The title of the episode, “Failed Experiments,” can refer to several different things in the shadow of Daisy’s maxim. It can refer to Hive, who was designed to be a weapon, and subsequently abused and tortured until he turned into this all-encompassing demigod. But Hive rebelled and now wants to bring the whole world into the fold. Despite the seemingly evil nature of his plot, he means well by it. He intends it as an attempt to effect harmony and even peace.
It can also be Daisy, who was meant to realize her potential under Coulson and has suffered a lifetime’s worth of hardships since she joined his team. But she’s also come out on the other end of those hardships a stronger, more confident and capable person.
It can be S.H.I.E.L.D. as a whole, an organization founded to protect the innocent and defend the world, which nevertheless found itself consumed from within by a cancer that tainted every good thing it had tried to do. Then, from those ashes, it was reformed by our heroes and meant to become something different, something better.
And it can be Agents of S.H.I.E.L.D. itself, a series that was initially created as a monster-of-the-week affair, intended to tie into the cinematic juggernaut that spawned it, earning little acclaim or success in the process.
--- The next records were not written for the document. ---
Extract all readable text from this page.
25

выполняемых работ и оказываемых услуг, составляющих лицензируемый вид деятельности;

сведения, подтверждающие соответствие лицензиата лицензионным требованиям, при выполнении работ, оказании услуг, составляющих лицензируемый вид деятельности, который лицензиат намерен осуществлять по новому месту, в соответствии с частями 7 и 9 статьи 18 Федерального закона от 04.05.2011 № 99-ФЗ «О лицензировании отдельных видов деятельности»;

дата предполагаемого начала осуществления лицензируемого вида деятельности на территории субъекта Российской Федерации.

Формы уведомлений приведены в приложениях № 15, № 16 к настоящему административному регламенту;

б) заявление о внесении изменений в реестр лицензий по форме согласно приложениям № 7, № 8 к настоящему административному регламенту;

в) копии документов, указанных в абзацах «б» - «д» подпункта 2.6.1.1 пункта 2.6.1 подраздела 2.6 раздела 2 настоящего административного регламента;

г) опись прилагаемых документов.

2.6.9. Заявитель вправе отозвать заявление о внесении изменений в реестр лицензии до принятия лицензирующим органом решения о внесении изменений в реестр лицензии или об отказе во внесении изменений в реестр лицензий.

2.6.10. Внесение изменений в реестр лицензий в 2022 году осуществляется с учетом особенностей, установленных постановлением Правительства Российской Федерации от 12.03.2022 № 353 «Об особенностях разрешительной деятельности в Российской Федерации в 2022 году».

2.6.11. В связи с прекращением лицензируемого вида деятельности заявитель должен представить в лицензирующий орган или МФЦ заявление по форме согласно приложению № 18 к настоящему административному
Yet it emerged from the rubble of that initial idea as a show that has its highs and lows, but which evolved to stand on its own, with enough thematic chutzpah to bring these questions to the fore, even if they emerge in the spaces between fistfights among genetically-engineered villains and extraterrestrial enforcers. These are all accidents, unforeseen elements that weren’t part of the plan or the mission, that nevertheless became something worthwhile.
Odds and Ends
– The episode did manage to work in an oblique but still pretty obvious reference to Civil War, even if there weren’t the same sort of overt tie-ins to the year’s big Marvel film like there have been in prior seasons.
– I’ve generally liked the way Brett Dalton’s played Hive, but here he got a little too Bond villain-y, and dare I say, vaguely Frank Underwood-esque in his demeanor.
– Fitz and Simmons are still adorable, even when they’re just busting on Simmons’s ex-boyfriend.
– Lincoln’s “I’m tired of arguing” line followed by him jamming the needle into his arm was the cheesiest, most predictable moment in the episode. I’m not a fan of the character in general, but the writing’s not doing him any favors.
– James continues to be a bright spot with his scruffy if eye-roll-worthy charms. Pairing him with May for a few scenes was a great choice, and her instant pool cue beat down as soon as she got the information she needed was the icing on the cake.
– I appreciate the unique nature of Hive’s goals here, though I have to admit it reminds me a great deal of Jasmine from Angel.